Rare Voices: Taufiq Alimi

April 21, 2020
In a new series called Rare Voices, we will hear from leaders of Rare’s country programs about our work with communities on the frontlines of conservation and sustainable development. In the first episode, Rare Indonesia’s Taufiq Alimi talks about the impact of the COVID pandemic on the coastal communities, how they are rising to the challenge, and why he remains hopeful. This interview has been edited for clarity and brevity.

Rare: Generally, how has COVID affected your country relative to the rest of the world?

Taufiq Alimi: Like other countries, we weren’t prepared. Right now (as of April 9) we have more than 2,000 positive cases*. But there is good news: the number of people recovering from this disease is increasing. The other thing that is encouraging for us to see is that the curve is moving to the peak – we’re not passed it, but we’re close, I think.

 

Rare: How has the pandemic changed daily life in the communities in which we work?

TA: Right now, the virus is mostly in Java. It hasn’t really reached most coastal areas and remote areas. But there are some restrictions being set by the local government to prevent the spread of the virus. The government of Wakatobi has closed the doors to incoming people – flights are canceled and ports are closed; they only allow limited vessels in and out for necessary goods and food for the community. In Wakatobi, there are many areas where people who can no longer sell commodities to external markets, so they have to try to sell these goods to local markets. For example, left grouper and high quality snapper are usually not consumed locally. They’re sold to Bali or international markets, but now they have to be sold to local markets. Hopefully this will help improve nutrition for local people.

 

Rare: How has COVID made our work with these communities challenging?

TA: We’ve stopped all travel to the provincial areas where we work. Because of that, every meeting has to be converted to a Zoom meeting.

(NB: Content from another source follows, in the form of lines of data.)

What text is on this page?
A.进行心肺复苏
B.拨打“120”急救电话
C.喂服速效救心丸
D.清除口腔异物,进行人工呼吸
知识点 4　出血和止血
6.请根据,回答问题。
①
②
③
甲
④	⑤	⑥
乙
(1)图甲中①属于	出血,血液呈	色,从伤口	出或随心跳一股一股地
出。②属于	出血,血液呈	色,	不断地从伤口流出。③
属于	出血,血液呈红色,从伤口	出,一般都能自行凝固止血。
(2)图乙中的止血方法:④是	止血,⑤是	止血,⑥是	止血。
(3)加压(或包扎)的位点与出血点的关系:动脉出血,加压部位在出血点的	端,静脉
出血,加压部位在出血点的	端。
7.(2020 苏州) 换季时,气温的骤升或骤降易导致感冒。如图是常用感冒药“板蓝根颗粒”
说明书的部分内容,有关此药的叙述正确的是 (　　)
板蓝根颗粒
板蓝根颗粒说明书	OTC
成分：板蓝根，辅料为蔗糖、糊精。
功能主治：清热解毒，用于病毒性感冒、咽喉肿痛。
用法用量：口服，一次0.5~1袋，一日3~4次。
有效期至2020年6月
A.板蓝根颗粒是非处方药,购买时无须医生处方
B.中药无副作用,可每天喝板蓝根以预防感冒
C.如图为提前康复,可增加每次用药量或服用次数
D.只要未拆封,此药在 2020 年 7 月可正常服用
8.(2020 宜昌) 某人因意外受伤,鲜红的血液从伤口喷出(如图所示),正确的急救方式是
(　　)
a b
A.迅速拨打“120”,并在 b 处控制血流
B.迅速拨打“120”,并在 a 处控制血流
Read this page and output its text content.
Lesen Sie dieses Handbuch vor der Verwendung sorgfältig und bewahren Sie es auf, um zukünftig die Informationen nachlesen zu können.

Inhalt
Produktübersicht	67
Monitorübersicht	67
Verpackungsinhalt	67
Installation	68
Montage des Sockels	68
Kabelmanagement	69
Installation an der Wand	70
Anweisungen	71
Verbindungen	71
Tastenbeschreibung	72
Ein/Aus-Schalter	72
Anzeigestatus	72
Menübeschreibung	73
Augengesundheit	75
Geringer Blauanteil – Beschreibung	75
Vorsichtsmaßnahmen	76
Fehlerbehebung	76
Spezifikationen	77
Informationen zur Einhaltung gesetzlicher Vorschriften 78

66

For instance, Arwan met with the head of the district offices of fisheries and marine finance. Usually (for in person meetings), the one who turns up is the district governor. But in the virtual meeting, many other members and partners also turned up, so in a way, it was a blessing in disguise – making our partners proud of what we’re doing, and maybe adopting a new norm that we can have our meetings done virtually, which would be more cost-effective and productive.

Hari is doing the same thing with community leaders. With communities, the challenge is harder. With district-level officials, they reside in the district capital, they have the luxury of good internet. But community leaders live in remote areas and often have to face spotty cell phone coverage. You might be able to WhatsApp about a once a week, for example. So when we introduce Zoom meetings in these areas, they just drop off easily. It’s a big challenge. So we’re thinking of how to conduct meetings from afar.

 

Rare: What are the main COVID-related challenges in these communities?

TA: The active cases in Southeast Sulawesi are in town, and not really in the communities where we work. Life in remote areas is almost normal. Food is still there, basic supplies and essentials can easily be acquired. Markets are still open. People just have to keep distance between one another. So we’re a bit fortunate, especially in remote areas.

In Jakarta, it’s a slightly different story. Masks are scarce, equipment to protect medical workers is scarce, hand sanitizer is difficult to find. But we don’t work in urban areas.

 

Rare: It sounds like the biggest shift in the communities where we work has really been with being able to buy and sell fish, depending on which markets those markets are going to. How would you say Rare’s approach to community-led development has helped prepare these communities to help make this shift?

TA: The way we work with communities has always been to be innovative. When we introduce new behavior to communities, it makes them think that possibilities of adopting new behavior has no limit. If they can move from blast fishing to adopting more ecologically friendly fishing methods, that makes them think that maybe they can adopt another behavior. If we convert aggregators and fish buyers from using paper to using our app (to record catch and transactions), then adopting another new behavior is not impossible. This is the beginning of resilience. I cannot claim that Rare is fully contributing to this, but I think to some extent that our new method of introducing new behavior is helping them to start thinking more openly.

 

Rare: What is giving you hope right now?

TA: For me, personally, I’m very optimistic and always seeing things from the positive side. I always have hope. Organization-wise, I see that Rare lives with the value of embracing risk and finding solutions. And these two values are very strongly planted in the mind, heart, and daily living of our staff.

Going wider, for Indonesia, I see the caution being taken by the government to take the measures seriously, and with support from the communities, will help Indonesia survive this situation. We had turmoil early in our independence, we had another social catastrophe in 1965 when there was a coup d’etat, and we also suffered an economic crisis in 1998, followed by political reform that took hundreds of lives and an economy that went down to negative growth. We had this. And we are a very resilient country and I believe that this shall pass and Indonesia will come out stronger.

*Since the date of the interview (April 9) Indonesia has reported a total of more than 7,000 cases.